The Case Against Stephen Harper
Defenders of the Canadian prime minister are dismissing criticism of him as delusional. Here’s why they’re wrong.
Until recently, Canada’s upcoming election seemed headed for a three-way tie, with potential for constitutional turmoil if Prime Minister Stephen Harper tried to stay in power. Harper’s Conservatives, Opposition Leader Tom Mulcair’s New Democrats, and Justin Trudeau’s Liberals each hovered around 30 percent in the polls ahead of the October 19 vote.
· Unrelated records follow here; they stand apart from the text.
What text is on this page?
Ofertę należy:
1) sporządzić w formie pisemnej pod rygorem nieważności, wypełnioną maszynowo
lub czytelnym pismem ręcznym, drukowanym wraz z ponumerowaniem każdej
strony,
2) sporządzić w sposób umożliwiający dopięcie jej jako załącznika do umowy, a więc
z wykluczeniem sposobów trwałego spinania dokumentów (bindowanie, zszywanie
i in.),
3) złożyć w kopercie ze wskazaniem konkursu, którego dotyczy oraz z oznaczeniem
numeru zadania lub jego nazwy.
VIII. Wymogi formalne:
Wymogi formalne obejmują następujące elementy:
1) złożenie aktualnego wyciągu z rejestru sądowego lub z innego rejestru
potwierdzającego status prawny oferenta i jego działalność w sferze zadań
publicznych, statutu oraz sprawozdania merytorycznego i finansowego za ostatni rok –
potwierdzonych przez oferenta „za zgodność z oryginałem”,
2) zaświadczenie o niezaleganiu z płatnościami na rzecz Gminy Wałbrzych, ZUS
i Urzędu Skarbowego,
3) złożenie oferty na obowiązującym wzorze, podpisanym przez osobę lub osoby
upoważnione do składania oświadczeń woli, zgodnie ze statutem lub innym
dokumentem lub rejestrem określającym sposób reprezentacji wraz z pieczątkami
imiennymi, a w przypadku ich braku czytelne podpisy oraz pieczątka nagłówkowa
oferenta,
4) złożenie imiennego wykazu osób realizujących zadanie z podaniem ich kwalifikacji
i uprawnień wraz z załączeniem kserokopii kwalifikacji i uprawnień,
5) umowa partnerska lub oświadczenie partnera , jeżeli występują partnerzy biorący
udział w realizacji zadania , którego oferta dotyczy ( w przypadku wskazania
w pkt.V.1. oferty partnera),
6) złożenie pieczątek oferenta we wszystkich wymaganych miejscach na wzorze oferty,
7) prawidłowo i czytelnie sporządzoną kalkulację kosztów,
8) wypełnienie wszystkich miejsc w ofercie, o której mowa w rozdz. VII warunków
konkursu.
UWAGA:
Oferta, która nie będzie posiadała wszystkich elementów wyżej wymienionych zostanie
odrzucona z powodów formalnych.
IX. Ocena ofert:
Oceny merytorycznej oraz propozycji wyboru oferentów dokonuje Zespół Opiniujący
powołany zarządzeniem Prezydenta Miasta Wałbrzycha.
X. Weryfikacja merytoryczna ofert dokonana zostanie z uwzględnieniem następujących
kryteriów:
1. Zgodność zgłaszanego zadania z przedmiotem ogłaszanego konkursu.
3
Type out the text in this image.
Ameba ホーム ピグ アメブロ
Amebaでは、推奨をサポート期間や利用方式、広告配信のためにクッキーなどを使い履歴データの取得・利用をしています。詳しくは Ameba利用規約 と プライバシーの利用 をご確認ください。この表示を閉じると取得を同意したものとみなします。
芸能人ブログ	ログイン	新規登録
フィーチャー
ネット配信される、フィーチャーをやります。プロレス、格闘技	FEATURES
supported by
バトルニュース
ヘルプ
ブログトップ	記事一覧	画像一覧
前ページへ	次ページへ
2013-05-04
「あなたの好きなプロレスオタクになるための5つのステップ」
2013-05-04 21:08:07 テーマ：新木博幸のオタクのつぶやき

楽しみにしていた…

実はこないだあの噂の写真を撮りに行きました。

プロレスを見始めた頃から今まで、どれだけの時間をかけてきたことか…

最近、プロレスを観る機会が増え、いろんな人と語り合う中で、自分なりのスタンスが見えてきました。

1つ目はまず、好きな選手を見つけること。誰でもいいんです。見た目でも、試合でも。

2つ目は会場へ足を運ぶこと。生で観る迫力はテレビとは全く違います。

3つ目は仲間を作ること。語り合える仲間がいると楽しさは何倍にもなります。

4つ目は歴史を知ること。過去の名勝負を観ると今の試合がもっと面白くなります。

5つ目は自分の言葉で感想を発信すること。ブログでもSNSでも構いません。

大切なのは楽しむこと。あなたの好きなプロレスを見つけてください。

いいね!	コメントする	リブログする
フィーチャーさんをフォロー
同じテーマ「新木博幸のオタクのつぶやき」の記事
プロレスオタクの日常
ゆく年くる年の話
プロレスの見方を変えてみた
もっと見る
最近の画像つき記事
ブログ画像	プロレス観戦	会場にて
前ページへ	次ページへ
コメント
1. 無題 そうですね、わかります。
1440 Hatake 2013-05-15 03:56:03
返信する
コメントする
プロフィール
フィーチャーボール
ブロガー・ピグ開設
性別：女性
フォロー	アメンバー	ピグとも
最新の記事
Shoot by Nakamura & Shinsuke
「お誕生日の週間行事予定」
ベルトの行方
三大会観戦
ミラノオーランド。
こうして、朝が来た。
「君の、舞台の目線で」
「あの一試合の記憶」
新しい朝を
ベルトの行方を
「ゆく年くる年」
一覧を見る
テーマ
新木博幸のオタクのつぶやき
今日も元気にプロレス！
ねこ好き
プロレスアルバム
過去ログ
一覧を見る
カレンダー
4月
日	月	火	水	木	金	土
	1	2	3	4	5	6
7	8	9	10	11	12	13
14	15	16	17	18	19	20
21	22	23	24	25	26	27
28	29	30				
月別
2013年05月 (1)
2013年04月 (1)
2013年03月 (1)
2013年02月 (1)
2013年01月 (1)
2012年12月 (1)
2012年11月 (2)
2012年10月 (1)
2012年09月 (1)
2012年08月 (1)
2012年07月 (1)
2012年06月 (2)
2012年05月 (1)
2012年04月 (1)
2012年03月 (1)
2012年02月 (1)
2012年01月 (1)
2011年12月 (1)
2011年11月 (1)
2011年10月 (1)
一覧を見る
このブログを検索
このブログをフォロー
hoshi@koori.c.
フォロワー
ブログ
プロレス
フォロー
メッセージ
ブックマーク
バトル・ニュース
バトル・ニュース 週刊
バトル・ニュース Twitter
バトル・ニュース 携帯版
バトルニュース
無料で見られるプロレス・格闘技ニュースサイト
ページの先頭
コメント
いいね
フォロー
Then the body of three-year-old Alan Kurdi washed ashore on a Turkish beach, and initial reports suggested relatives had been trying to bring the Syrian boy and his family to Canada, only to be rebuffed under new, Harper-imposed rules that have slowed the admission of Syrian refugees to a trickle. The real story turned out to be more complicated. Canadian immigration officials had actually rejected a refugee application from Alan’s uncle’s family, although Alan’s aunt in Vancouver said the application had been part of a two-stage plan to eventually resettle the entire extended family in Canada.
From his hermetically sealed campaign tour, where Harper permits only a handful of press questions daily, the prime minister reacted to the outcry over Canada’s asylum policies grudgingly, insisting Syrian refugees had to be carefully vetted lest they pose security threats. The real solution, he said, lay in the continued bombing of the Islamic State, a military campaign in which Canada has a minor role. Under aggressive questioning by a CBC reporter, Immigration Minister Chris Alexander refused to say how many Syrians had been admitted to Canada—apparently because the number is so embarrassingly small.